The whole reason I became interested in cryotherapy in the first place was because I wanted to boost my circulation. I tend to run cold and have to wear the thickest, fuzziest socks at night in order to sleep comfortably. I’ve tested my thyroid and gone to acupuncture, and the feedback I get is my circulation could use a little help. Since it’s the most pronounced in my legs, I was pretty curious about compression therapy.
Compression therapy is said to be great for muscle recovery, enhancing blood flow (yay!) and lymphatic massage. The actual session itself was really fun. The staff member stuck my legs into these full-leg padded “boots”, gave me some options to increase or decrease pressure and then left me alone. I laid there for 30 minutes reading a book while the boots worked their magic, which is what it felt like for me.
This turned out to be my favorite treatment of all. I only want to read while getting a full leg massage from now on, but since that’s not realistic, I’m definitely treating myself to a compression therapy session after long flights and tougher workouts, like a Spartan race.
Here we go again with the heat, I thought. If you’ve ever done a traditional sauna, an infrared sauna session is similar, except dry.
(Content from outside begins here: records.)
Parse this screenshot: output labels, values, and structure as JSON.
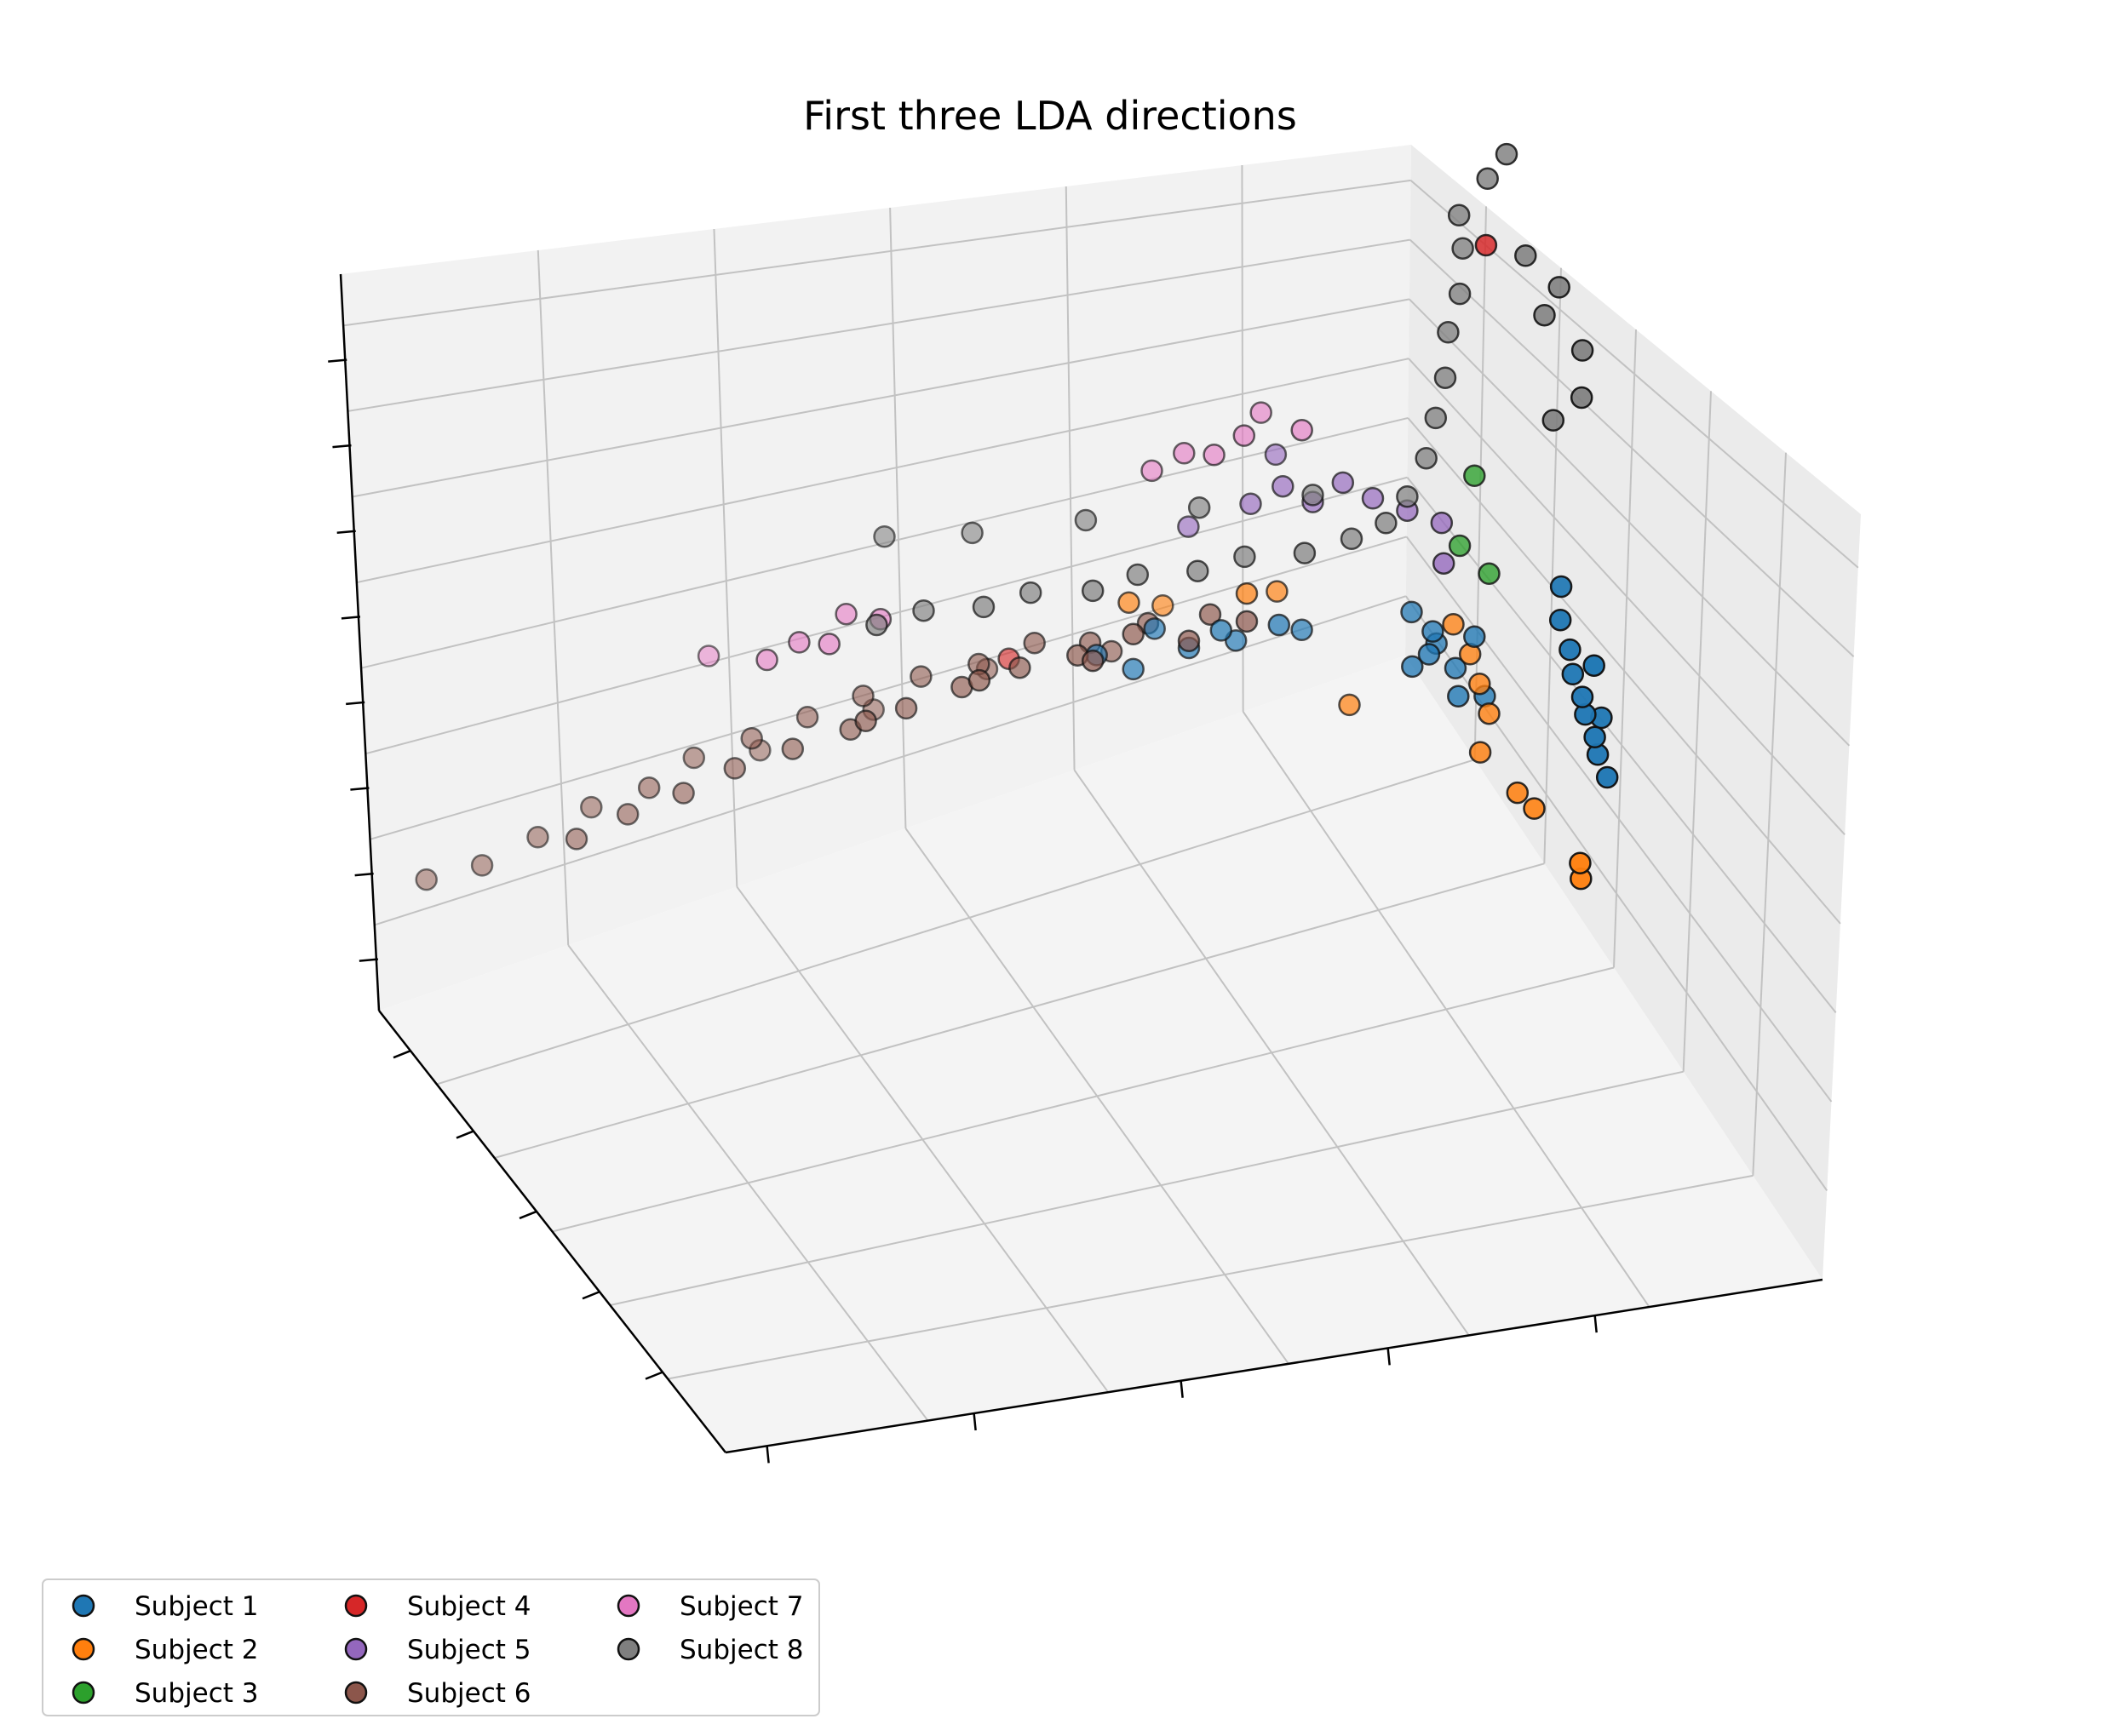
{
  "chart_data": {
    "type": "scatter",
    "projection": "3d",
    "title": "First three LDA directions",
    "xlabel": "",
    "ylabel": "",
    "zlabel": "",
    "tick_labels_visible": false,
    "grid": true,
    "legend": {
      "placement": "lower-left",
      "columns": 3
    },
    "series": [
      {
        "name": "Subject 1",
        "color": "#1f77b4",
        "points": [
          [
            0.25,
            0.35,
            0.28
          ],
          [
            0.3,
            0.4,
            0.26
          ],
          [
            0.35,
            0.38,
            0.3
          ],
          [
            0.4,
            0.42,
            0.27
          ],
          [
            0.45,
            0.45,
            0.29
          ],
          [
            0.5,
            0.4,
            0.25
          ],
          [
            0.55,
            0.48,
            0.28
          ],
          [
            0.62,
            0.42,
            0.24
          ],
          [
            0.78,
            0.55,
            0.18
          ],
          [
            0.8,
            0.58,
            0.2
          ],
          [
            0.82,
            0.55,
            0.22
          ],
          [
            0.84,
            0.52,
            0.19
          ],
          [
            0.86,
            0.56,
            0.16
          ],
          [
            0.88,
            0.6,
            0.21
          ],
          [
            0.8,
            0.5,
            0.24
          ],
          [
            0.84,
            0.62,
            0.14
          ],
          [
            0.9,
            0.6,
            0.12
          ],
          [
            0.92,
            0.9,
            0.3
          ],
          [
            0.93,
            0.92,
            0.26
          ],
          [
            0.94,
            0.91,
            0.22
          ],
          [
            0.95,
            0.93,
            0.19
          ],
          [
            0.96,
            0.92,
            0.16
          ],
          [
            0.97,
            0.94,
            0.13
          ],
          [
            0.98,
            0.93,
            0.1
          ],
          [
            0.99,
            0.95,
            0.07
          ],
          [
            0.93,
            0.88,
            0.34
          ],
          [
            0.96,
            0.96,
            0.24
          ],
          [
            1.0,
            0.9,
            0.14
          ]
        ]
      },
      {
        "name": "Subject 2",
        "color": "#ff7f0e",
        "points": [
          [
            0.3,
            0.38,
            0.35
          ],
          [
            0.4,
            0.3,
            0.3
          ],
          [
            0.5,
            0.45,
            0.33
          ],
          [
            0.58,
            0.4,
            0.3
          ],
          [
            0.7,
            0.45,
            0.12
          ],
          [
            0.86,
            0.55,
            0.22
          ],
          [
            0.88,
            0.58,
            0.18
          ],
          [
            0.89,
            0.6,
            0.14
          ],
          [
            0.9,
            0.62,
            0.1
          ],
          [
            0.87,
            0.65,
            0.06
          ],
          [
            0.9,
            0.75,
            0.02
          ],
          [
            0.92,
            0.78,
            0.0
          ],
          [
            0.95,
            0.92,
            -0.05
          ],
          [
            0.96,
            0.9,
            -0.08
          ]
        ]
      },
      {
        "name": "Subject 3",
        "color": "#2ca02c",
        "points": [
          [
            0.86,
            0.58,
            0.34
          ],
          [
            0.88,
            0.6,
            0.44
          ],
          [
            0.9,
            0.62,
            0.3
          ]
        ]
      },
      {
        "name": "Subject 4",
        "color": "#d62728",
        "points": [
          [
            0.86,
            0.7,
            0.8
          ],
          [
            0.1,
            0.3,
            0.3
          ]
        ]
      },
      {
        "name": "Subject 5",
        "color": "#9467bd",
        "points": [
          [
            0.45,
            0.3,
            0.4
          ],
          [
            0.55,
            0.35,
            0.42
          ],
          [
            0.6,
            0.38,
            0.44
          ],
          [
            0.65,
            0.4,
            0.41
          ],
          [
            0.7,
            0.42,
            0.43
          ],
          [
            0.75,
            0.44,
            0.4
          ],
          [
            0.8,
            0.48,
            0.38
          ],
          [
            0.85,
            0.52,
            0.36
          ],
          [
            0.82,
            0.6,
            0.33
          ],
          [
            0.62,
            0.3,
            0.46
          ]
        ]
      },
      {
        "name": "Subject 6",
        "color": "#8c564b",
        "points": [
          [
            -0.95,
            0.1,
            0.2
          ],
          [
            -0.85,
            0.12,
            0.2
          ],
          [
            -0.75,
            0.14,
            0.22
          ],
          [
            -0.7,
            0.2,
            0.22
          ],
          [
            -0.65,
            0.15,
            0.24
          ],
          [
            -0.6,
            0.2,
            0.23
          ],
          [
            -0.55,
            0.18,
            0.25
          ],
          [
            -0.5,
            0.22,
            0.24
          ],
          [
            -0.45,
            0.15,
            0.26
          ],
          [
            -0.4,
            0.22,
            0.25
          ],
          [
            -0.35,
            0.18,
            0.27
          ],
          [
            -0.3,
            0.25,
            0.26
          ],
          [
            -0.25,
            0.2,
            0.28
          ],
          [
            -0.2,
            0.28,
            0.27
          ],
          [
            -0.15,
            0.22,
            0.29
          ],
          [
            -0.1,
            0.3,
            0.28
          ],
          [
            -0.05,
            0.25,
            0.3
          ],
          [
            0.0,
            0.32,
            0.29
          ],
          [
            0.05,
            0.28,
            0.3
          ],
          [
            0.1,
            0.35,
            0.3
          ],
          [
            0.15,
            0.3,
            0.31
          ],
          [
            0.2,
            0.38,
            0.3
          ],
          [
            0.25,
            0.32,
            0.29
          ],
          [
            0.3,
            0.4,
            0.31
          ],
          [
            0.35,
            0.35,
            0.3
          ],
          [
            0.4,
            0.42,
            0.28
          ],
          [
            0.45,
            0.4,
            0.3
          ],
          [
            0.5,
            0.45,
            0.29
          ],
          [
            -0.3,
            0.1,
            0.22
          ],
          [
            -0.1,
            0.15,
            0.24
          ],
          [
            0.1,
            0.2,
            0.26
          ],
          [
            0.3,
            0.3,
            0.26
          ],
          [
            -0.2,
            0.35,
            0.3
          ],
          [
            0.0,
            0.4,
            0.32
          ],
          [
            0.2,
            0.45,
            0.31
          ]
        ]
      },
      {
        "name": "Subject 7",
        "color": "#e377c2",
        "points": [
          [
            -0.35,
            0.25,
            0.4
          ],
          [
            -0.3,
            0.28,
            0.42
          ],
          [
            -0.25,
            0.3,
            0.41
          ],
          [
            -0.2,
            0.26,
            0.43
          ],
          [
            -0.15,
            0.3,
            0.42
          ],
          [
            0.4,
            0.25,
            0.48
          ],
          [
            0.45,
            0.28,
            0.5
          ],
          [
            0.5,
            0.3,
            0.49
          ],
          [
            0.55,
            0.32,
            0.51
          ],
          [
            0.6,
            0.28,
            0.52
          ],
          [
            0.65,
            0.35,
            0.5
          ],
          [
            -0.4,
            0.1,
            0.38
          ]
        ]
      },
      {
        "name": "Subject 8",
        "color": "#7f7f7f",
        "points": [
          [
            -0.2,
            0.4,
            0.45
          ],
          [
            -0.1,
            0.38,
            0.44
          ],
          [
            0.0,
            0.42,
            0.43
          ],
          [
            0.1,
            0.4,
            0.42
          ],
          [
            0.2,
            0.45,
            0.41
          ],
          [
            0.3,
            0.42,
            0.4
          ],
          [
            0.4,
            0.46,
            0.39
          ],
          [
            0.5,
            0.44,
            0.38
          ],
          [
            0.6,
            0.48,
            0.37
          ],
          [
            0.7,
            0.46,
            0.36
          ],
          [
            0.75,
            0.5,
            0.38
          ],
          [
            0.8,
            0.48,
            0.4
          ],
          [
            0.82,
            0.52,
            0.46
          ],
          [
            0.83,
            0.54,
            0.52
          ],
          [
            0.84,
            0.56,
            0.58
          ],
          [
            0.85,
            0.55,
            0.64
          ],
          [
            0.86,
            0.58,
            0.7
          ],
          [
            0.87,
            0.57,
            0.76
          ],
          [
            0.85,
            0.6,
            0.82
          ],
          [
            0.88,
            0.66,
            0.88
          ],
          [
            0.9,
            0.7,
            0.92
          ],
          [
            0.92,
            0.74,
            0.78
          ],
          [
            0.94,
            0.78,
            0.7
          ],
          [
            0.96,
            0.8,
            0.74
          ],
          [
            0.98,
            0.86,
            0.66
          ],
          [
            0.97,
            0.88,
            0.6
          ],
          [
            0.94,
            0.82,
            0.56
          ],
          [
            -0.1,
            0.2,
            0.5
          ],
          [
            0.05,
            0.25,
            0.48
          ],
          [
            0.25,
            0.3,
            0.46
          ],
          [
            0.45,
            0.35,
            0.44
          ],
          [
            0.65,
            0.4,
            0.42
          ]
        ]
      }
    ]
  }
}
In my case, it also utilized light therapy. It was a nice option to be able to play my own music. As someone who doesn’t easily sweat, I do feel there are benefits to working up a sweat that I can’t otherwise get.
The reported benefits of an infrared sauna are similar to the Slim Pod: detoxification, weight loss, and a metabolic boost. Between the two, I hands down preferred the infrared sauna. As far as my actual experience though, I found it boring and uncomfortable in the sense that sitting in a hot space for an extended period of time didn’t feel good. I do, however, believe in the detoxification benefits, especially during the cold and flu season. This service landed right in the middle for me, which is saying something since I DEFINITELY had to wash my hair afterwards.
Overall, I don’t realistically see myself as a consistent cryotherapy girl, but I’m definitely hooked on compression therapy. As travel and meetings are becoming more and more frequent for me, I’m looking forward to getting off of a long flight and going straight to compression therapy. I’ll definitely incorporate cryotherapy and the infrared sauna in here and there as well.
Have you tried any of these? If so, what are your thoughts? If not, which do you think you’d like?